BY BETHANY BUMP
NISKAYUNA — Albany Medical Center and CapitalCare Holdings want to establish a diagnostic and treatment center for diabetes in Niskayuna, a market traditionally dominated by Ellis Medicine.
The proposed center, currently under review by the state Department of Health, would be called Schenectady Specialty Services. It would primarily serve patients with diabetes and other endocrine disorders across Schenectady, Fulton, Montgomery and Schoharie counties, where the mortality rate for diabetes is higher than the state average in all but Fulton County.
The center would occupy 5,406 square feet of office and common space on the third floor of a professional building at 2125 River Road. Currently, this space houses a two-physician specialty endocrinology office run by CapitalCare Medical Group, a 55-member physician group and affiliate of CapitalCare Holdings.

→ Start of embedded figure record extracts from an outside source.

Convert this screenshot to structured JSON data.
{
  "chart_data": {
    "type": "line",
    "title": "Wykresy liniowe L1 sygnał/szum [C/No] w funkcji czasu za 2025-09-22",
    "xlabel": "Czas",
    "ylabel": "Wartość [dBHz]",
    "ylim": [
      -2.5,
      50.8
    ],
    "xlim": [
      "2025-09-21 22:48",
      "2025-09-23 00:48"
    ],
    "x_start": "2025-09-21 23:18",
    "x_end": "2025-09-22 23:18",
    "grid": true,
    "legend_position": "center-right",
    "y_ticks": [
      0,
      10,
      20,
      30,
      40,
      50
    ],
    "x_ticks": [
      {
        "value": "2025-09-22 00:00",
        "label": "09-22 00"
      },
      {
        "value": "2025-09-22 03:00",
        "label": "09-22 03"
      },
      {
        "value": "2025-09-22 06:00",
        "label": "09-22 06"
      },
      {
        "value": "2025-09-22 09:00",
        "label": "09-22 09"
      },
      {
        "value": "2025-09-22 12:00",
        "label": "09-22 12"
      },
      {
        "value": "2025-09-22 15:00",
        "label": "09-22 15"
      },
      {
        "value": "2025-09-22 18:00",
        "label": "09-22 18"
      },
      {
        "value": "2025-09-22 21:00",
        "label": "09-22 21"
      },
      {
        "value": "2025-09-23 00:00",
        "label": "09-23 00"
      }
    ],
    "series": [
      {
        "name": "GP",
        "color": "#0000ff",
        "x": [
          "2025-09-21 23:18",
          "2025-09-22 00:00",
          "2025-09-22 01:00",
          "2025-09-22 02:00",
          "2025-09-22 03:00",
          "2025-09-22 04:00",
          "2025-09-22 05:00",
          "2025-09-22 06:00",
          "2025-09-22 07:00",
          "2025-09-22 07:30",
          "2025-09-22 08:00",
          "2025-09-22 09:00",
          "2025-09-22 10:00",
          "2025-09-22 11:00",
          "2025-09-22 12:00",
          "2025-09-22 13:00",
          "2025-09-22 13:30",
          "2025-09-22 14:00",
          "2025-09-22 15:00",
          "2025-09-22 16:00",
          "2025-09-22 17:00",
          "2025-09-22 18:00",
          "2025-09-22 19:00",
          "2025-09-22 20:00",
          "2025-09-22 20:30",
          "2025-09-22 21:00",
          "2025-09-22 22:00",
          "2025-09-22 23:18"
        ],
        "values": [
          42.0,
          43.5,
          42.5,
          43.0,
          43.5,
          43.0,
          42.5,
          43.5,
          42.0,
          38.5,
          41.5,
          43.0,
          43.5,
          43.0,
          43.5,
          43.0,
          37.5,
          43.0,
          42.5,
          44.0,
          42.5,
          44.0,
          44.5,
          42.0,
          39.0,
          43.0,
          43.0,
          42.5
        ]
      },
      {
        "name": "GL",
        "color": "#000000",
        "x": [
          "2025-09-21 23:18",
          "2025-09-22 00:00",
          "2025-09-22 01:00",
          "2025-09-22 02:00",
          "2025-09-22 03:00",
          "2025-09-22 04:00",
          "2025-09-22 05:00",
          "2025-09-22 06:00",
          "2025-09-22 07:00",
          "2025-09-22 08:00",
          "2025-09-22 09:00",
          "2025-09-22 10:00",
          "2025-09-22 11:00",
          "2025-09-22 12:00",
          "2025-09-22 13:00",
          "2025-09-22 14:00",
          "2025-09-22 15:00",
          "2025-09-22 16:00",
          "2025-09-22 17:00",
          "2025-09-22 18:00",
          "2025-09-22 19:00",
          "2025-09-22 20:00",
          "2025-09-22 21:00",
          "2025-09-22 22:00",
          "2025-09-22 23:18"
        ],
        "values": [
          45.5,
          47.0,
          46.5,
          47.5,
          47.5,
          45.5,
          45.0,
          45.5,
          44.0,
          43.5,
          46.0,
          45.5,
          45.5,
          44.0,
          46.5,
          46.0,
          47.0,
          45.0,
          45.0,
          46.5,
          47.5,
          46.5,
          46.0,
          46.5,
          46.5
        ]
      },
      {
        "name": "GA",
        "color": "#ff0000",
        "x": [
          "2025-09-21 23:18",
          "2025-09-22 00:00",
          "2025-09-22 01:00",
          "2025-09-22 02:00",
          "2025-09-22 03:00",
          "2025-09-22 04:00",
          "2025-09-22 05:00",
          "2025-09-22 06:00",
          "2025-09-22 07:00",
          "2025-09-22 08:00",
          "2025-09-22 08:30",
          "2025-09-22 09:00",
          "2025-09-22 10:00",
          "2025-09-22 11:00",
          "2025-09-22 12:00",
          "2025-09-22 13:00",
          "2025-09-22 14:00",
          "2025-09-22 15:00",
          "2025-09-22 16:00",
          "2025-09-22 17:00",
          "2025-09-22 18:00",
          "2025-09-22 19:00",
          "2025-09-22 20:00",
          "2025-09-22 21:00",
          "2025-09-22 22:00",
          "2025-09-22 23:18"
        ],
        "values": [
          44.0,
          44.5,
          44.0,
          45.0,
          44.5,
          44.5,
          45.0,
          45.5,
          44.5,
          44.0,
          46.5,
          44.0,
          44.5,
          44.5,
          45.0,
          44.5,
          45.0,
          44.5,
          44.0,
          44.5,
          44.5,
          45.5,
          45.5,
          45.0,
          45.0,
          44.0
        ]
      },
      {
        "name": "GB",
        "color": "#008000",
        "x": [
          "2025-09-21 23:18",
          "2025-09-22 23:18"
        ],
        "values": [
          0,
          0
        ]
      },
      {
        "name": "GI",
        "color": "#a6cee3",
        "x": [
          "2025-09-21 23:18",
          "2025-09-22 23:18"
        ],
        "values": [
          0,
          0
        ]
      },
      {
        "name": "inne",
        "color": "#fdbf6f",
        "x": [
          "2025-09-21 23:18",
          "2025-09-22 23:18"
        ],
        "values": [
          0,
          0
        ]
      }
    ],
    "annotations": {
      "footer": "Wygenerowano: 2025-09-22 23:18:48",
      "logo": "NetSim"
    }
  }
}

The joint venture comes as regional health care providers announce — practically en masse — collaborations and alliances to share best practices, resources, infrastructure and services in an effort to save money, create efficiencies and reduce redundancies.
Ellis Medicine and St. Peter’s Health Partners recently announced the launch of a new physicians practice designed to fight diabetes and pre-diabetic conditions. A month earlier, the Schenectady and Albany hospital systems announced they would form a regional alliance and invited other providers to join. Albany Medical Center opted not to join, instead pursuing its own alliances across the broader Capital District and into the Hudson Valley.
In July, Albany Med made its mark on Schenectady County with the acquisition of its first physician practice in Schenectady and the opening of its newest walk-in clinic in Glenville.
Albany Med Faculty Physicians Chair of Medicine Dr. Richard Blinkhorn would serve as medical director of the proposed diabetes center, which would employ 121⁄2 full-time staff in the first year and 19 by the third year.
Health care officials expect nearly 7,500 visits in the first year of operation and more than 13,400 visits by the third year.
They’re also estimating revenue of $1.23 million and expenses of $1.32 million in the first year, and revenue of $2.21 million and expenses of $2.16 million by the third year. They’re projecting a net loss of $81,345 during the first year of operation and a net gain of $55,809 during the third year of operation.